Pediatric Hepatology and Liver Transplant Unit, Hospital Universitari de la Vall d'Hebron, Universitat Atònoma de Barcelona, 08036, Barcelona, Spain.
Hepatology and Liver Transplant Unit, Hospital Universitari de la Vall d'Hebron, Universitat Atònoma de Barcelona, 08036, Barcelona, Spain.
Transpl Int. 2018 Jan;31(1):38-44. doi: 10.1111/tri.13037. Epub 2017 Sep 27.
To assess the safety and efficacy of conversion from twice-daily tacrolimus to once-daily tacrolimus in pediatric liver transplant recipients.
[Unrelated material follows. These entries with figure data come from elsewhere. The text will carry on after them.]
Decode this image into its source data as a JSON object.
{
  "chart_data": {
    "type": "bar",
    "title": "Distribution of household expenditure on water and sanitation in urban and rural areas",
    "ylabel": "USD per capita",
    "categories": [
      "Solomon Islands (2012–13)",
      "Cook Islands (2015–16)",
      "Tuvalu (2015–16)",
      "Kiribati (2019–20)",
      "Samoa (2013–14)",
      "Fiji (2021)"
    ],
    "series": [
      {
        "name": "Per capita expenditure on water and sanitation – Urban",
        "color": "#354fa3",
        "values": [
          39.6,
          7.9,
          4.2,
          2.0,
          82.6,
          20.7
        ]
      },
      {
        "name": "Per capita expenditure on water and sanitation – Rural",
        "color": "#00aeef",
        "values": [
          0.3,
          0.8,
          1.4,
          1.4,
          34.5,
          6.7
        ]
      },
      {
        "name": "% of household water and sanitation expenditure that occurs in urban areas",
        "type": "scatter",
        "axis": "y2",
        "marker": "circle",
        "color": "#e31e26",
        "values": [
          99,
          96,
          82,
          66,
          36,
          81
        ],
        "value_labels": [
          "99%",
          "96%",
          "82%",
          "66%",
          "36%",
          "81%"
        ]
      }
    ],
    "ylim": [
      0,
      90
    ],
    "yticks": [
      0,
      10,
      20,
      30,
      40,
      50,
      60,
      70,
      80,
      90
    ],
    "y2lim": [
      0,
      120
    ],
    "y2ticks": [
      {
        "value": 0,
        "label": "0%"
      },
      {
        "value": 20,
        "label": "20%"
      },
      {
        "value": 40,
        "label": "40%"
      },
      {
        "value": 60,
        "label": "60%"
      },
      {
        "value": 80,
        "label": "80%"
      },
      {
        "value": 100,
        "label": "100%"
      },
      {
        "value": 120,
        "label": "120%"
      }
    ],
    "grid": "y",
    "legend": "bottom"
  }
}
Conversion from twice-daily to once-daily tacrolimus was made in stable pediatric liver transplant recipients. Doses and serum levels of tacrolimus, liver, and renal function were recorded on the day before the conversion and at days 5, 30, 90, and 180 postconversion. Patients were controlled every 2-3 months thereafter. Fifty-five patients were enrolled in the study. The mean age at conversion was 10.2 ± 3.6 years. The mean tacrolimus trough level was 4.7 ± 1.9 ng/dl preconversion, followed by a significant decline to 4.2 ± 1.7 30 days after the switch (P < 0.004). Mean daily tacrolimus dose was 0.09 ± 0.046 mg/Kg preconversion with a significant increase to 0.11 ± 0.060 3 months postconversion (P < 0.001). Fifteen patients with calculated glomerular filtration rate between 60 to 80 ml/min/m preconversion showed a significant improvement one and 3 years after the switch (73 ± 4.1, 83 ± 4.3 and 90.3 ± 7.3 ml/min/m , respectively (P < 0.001). The mean follow-up was 5.2 ± 2.4 years. Conversion to once-daily tacrolimus is safe and effective in a cohort of stable pediatric liver transplant patients.
评估将每日两次的他克莫司转换为每日一次在小儿肝移植受者中的安全性和疗效。在稳定的小儿肝移植受者中进行从每日两次到每日一次的他克莫司转换。在转换前一天和转换后第 5、30、90 和 180 天记录他克莫司的剂量和血清水平、肝肾功能。此后每 2-3 个月对患者进行一次控制。共有 55 名患者入组研究。转换时的平均年龄为 10.2 ± 3.6 岁。转换前他克莫司谷浓度的平均值为 4.7 ± 1.9ng/dl,转换后 30 天显著下降至 4.2 ± 1.7ng/dl(P < 0.004)。转换前平均每日他克莫司剂量为 0.09 ± 0.046mg/Kg,转换后 3 个月显著增加至 0.11 ± 0.060mg/Kg(P < 0.001)。转换前肾小球滤过率(GFR)在 60-80ml/min/m 之间的 15 名患者在转换后 1 年和 3 年时显示出显著改善(分别为 73 ± 4.1、83 ± 4.3 和 90.3 ± 7.3ml/min/m,P < 0.001)。平均随访时间为 5.2 ± 2.4 年。在稳定的小儿肝移植患者队列中,将他克莫司转换为每日一次是安全有效的。